Curious Shill what version of tools are you running?
vmware tools on server is Version 9.4.11, build-2400950
VM Version 8
16 GB Memory
8 CPU (2 virutal socket 4 Cores per socket)
1 nic (E1000)
LSI Logic SAS
Two disk (50GB and 32GB)
We are seeing this too. Hosts are up-to date 5.5 and VMware Tools 9.4.11, 2400950
Seeing it on 2008, 2008 R2 and 2012. Reboots are occurring after quiescing - not every time but with a fair frequency.
-
Tim Munn
same here:
random BSOD (NTFS_FILE_SYSTEM 0x00000024 - nfts.sys ) after quiesced snapshot (Symantec Netbackup)...
Win Server 2008 R2
VM tools: 9.4.11 build 2400950
Paravirtual SCSI
Host: 5.5.0 2403361
Do you see any NTFS and VSS related error messages in the systemlogfs of the guests ?
In the VEEAM Knowledgebase there is a nice article that walks through a detailed VSS troubleshooting - I highly recommend to verify the correct function of VSS inside the guests - especially if the guest will be automatically backed up and runs a database or acts as a fileserver.
We have had NTFS 137 and 24 errors before the crash. We have a case with VMware and Microsoft and are on a call with both. It is very frustrating and we are getting nowhere.
Now its official: VMware KB: Quiescing operations cause a Windows virtual machine to panic with a Stop 24 error on ntf...
// Currently, there is no resolution.
To work around this issue:
I definitely don't think it's limited to 5.5 as I'm seeing the exact same random error on ESXi 5.1 (2583090).
We are experiencing the issue as well. We have a very large VMWare environment. We upgraded to ESXi Build 2456374 the week of March 16th and started experiencing the issue around April 20th when VMWare Tools got updated. Its affecting upwards of 50 to 100 servers with about 5 to 10 servers blue screening each night. I am actively working with Microsoft and have the case elevated to the highest levels. I am in the process of trying to get the VMWare Case escalated as well.
Cisco UCS B200 M3 Blades
ESXi 5.5.0 Build 2456374
Two separate but equal sites both experiencing the same issue
Avamar 7.1.101-14
Windows 2008 R2
VMWare Tools and Hardware are at the latest
Microsoft has provided KB Article https://support.microsoft.com/en-us/kb/2885209 This article has seemed to fix the issue on one of the servers we tested it with.
Looks like the hotfix above does not resolve the issue
DRC0106,
My system is pretty much identical to yours. UCS, Avamar, Windows and 5.5 Version, We have 1-3 VMs BSoD per night. From what I gather from the VM logs, after the snapshot file is attached to SCSI0:1, and after the first write attempt to that snapshot volume is when the BSoD occurs, 0x24 error code pointing to the VSS process as the culprit along with a corrupt file system.
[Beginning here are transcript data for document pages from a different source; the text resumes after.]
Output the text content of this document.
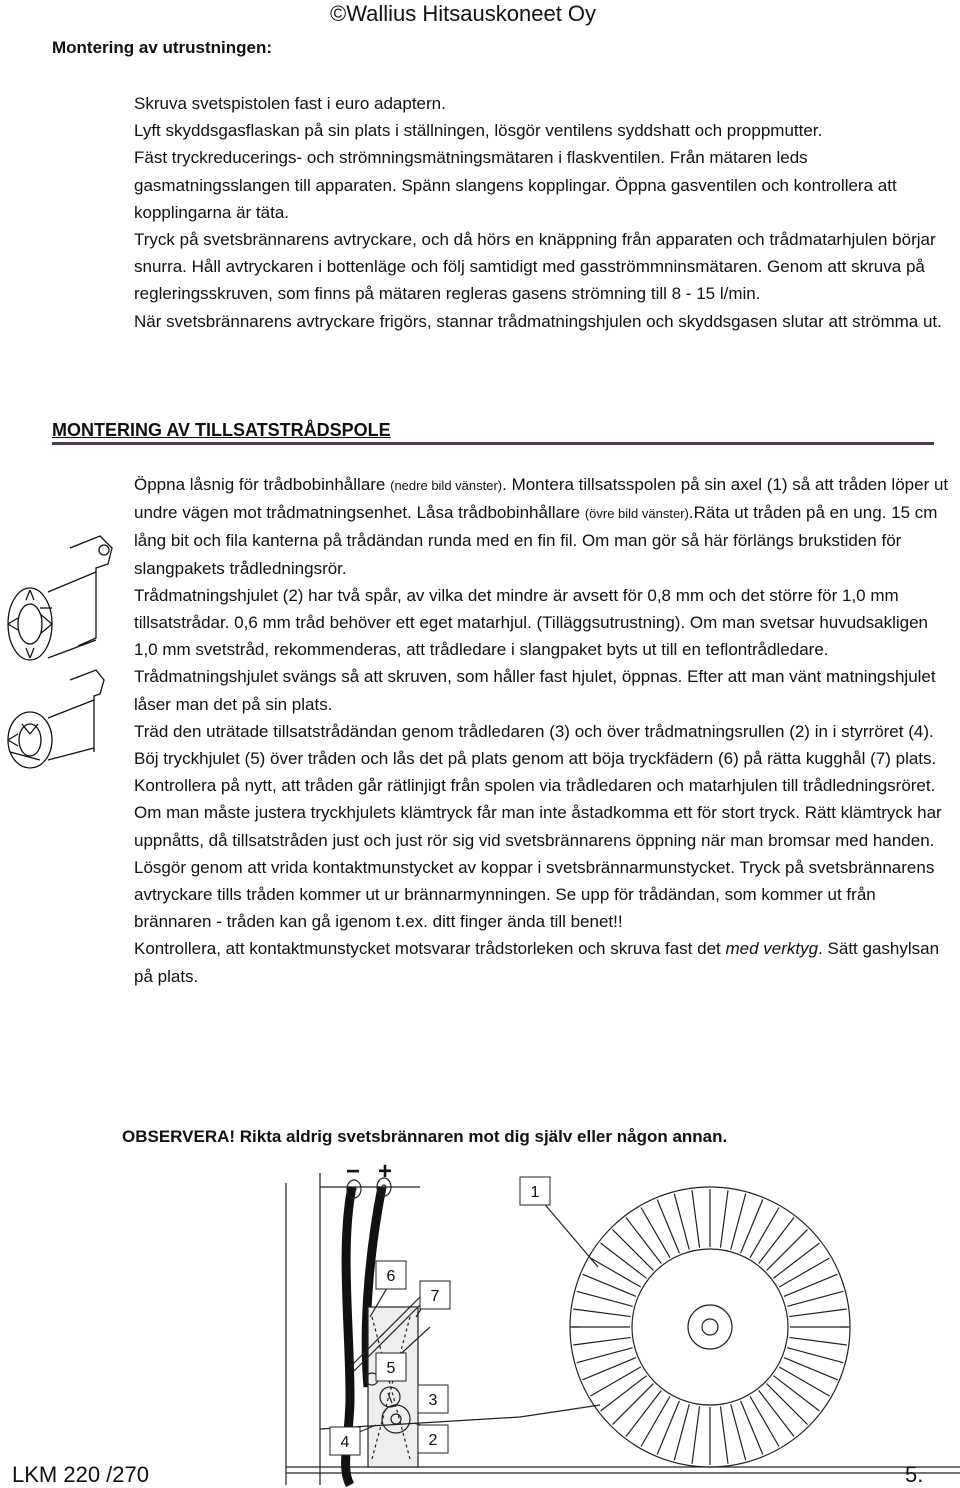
Montering av utrustningen:
©Wallius Hitsauskoneet Oy

Skruva svetspistolen fast i euro adaptern.

Lyft skyddsgasflaskan på sin plats i ställningen, lösgör ventilens syddshatt och proppmutter.

Fäst tryckreducerings- och strömningsmätningsmätaren i flaskventilen. Från mätaren leds gasmatningsslangen till apparaten. Spänn slangens kopplingar. Öppna gasventilen och kontrollera att kopplingarna är täta.

Tryck på svetsbrännarens avtryckare, och då hörs en knäppning från apparaten och trådmatarhjulen börjar snurra. Håll avtryckaren i bottenläge och följ samtidigt med gasströmmninsmätaren. Genom att skruva på regleringsskruven, som finns på mätaren regleras gasens strömning till 8 - 15 l/min.

När svetsbrännarens avtryckare frigörs, stannar trådmatningshjulen och skyddsgasen slutar att strömma ut.

MONTERING AV TILLSATSTRÅDSPOLE

Öppna låsnig för trådbobinhållare (nedre bild vänster). Montera tillsatsspolen på sin axel (1) så att tråden löper ut undre vägen mot trådmatningsenhet. Låsa trådbobinhållare (övre bild vänster).Räta ut tråden på en ung. 15 cm lång bit och fila kanterna på trådändan runda med en fin fil. Om man gör så här förlängs brukstiden för slangpakets trådledningsrör.

Trådmatningshjulet (2) har två spår, av vilka det mindre är avsett för 0,8 mm och det större för 1,0 mm tillsatstrådar. 0,6 mm tråd behöver ett eget matarhjul. (Tilläggsutrustning). Om man svetsar huvudsakligen 1,0 mm svetstråd, rekommenderas, att trådledare i slangpaket byts ut till en teflontrådledare.

Trådmatningshjulet svängs så att skruven, som håller fast hjulet, öppnas. Efter att man vänt matningshjulet låser man det på sin plats.

Träd den uträtade tillsatstrådändan genom trådledaren (3) och över trådmatningsrullen (2) in i styrröret (4). Böj tryckhjulet (5) över tråden och lås det på plats genom att böja tryckfädern (6) på rätta kugghål (7) plats.

Kontrollera på nytt, att tråden går rätlinjigt från spolen via trådledaren och matarhjulen till trådledningsröret.

Om man måste justera tryckhjulets klämtryck får man inte åstadkomma ett för stort tryck. Rätt klämtryck har uppnåtts, då tillsatstråden just och just rör sig vid svetsbrännarens öppning när man bromsar med handen.

Lösgör genom att vrida kontaktmunstycket av koppar i svetsbrännarmunstycket. Tryck på svetsbrännarens avtryckare tills tråden kommer ut ur brännarmynningen. Se upp för trådändan, som kommer ut från brännaren - tråden kan gå igenom t.ex. ditt finger ända till benet!!

Kontrollera, att kontaktmunstycket motsvarar trådstorleken och skruva fast det med verktyg. Sätt gashylsan på plats.

OBSERVERA! Rikta aldrig svetsbrännaren mot dig själv eller någon annan.
6
7
1
5
3
2
4
− +
LKM 220 /270	5.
Does it appear that Microsoft HF fixed the issue for you? I am getting no where with VMWARE. They want us to enable a bunch of guest side logging, the only issue is the random nature of the issue it is almost impossible to turn the logging onto everything. It's hit or miss, and mostly miss getting the logs they are asking for.
I talked in detail with the Escalation Engineer that is working the case. Looks like the Microsoft Hotfix does not correct the issue. They are actively working on a resolution and I am now working directly with the EE to do some testing for them. My recommendation is to open a ticket with VMWare and have it tied to PR1437136 so you get updates on the issue.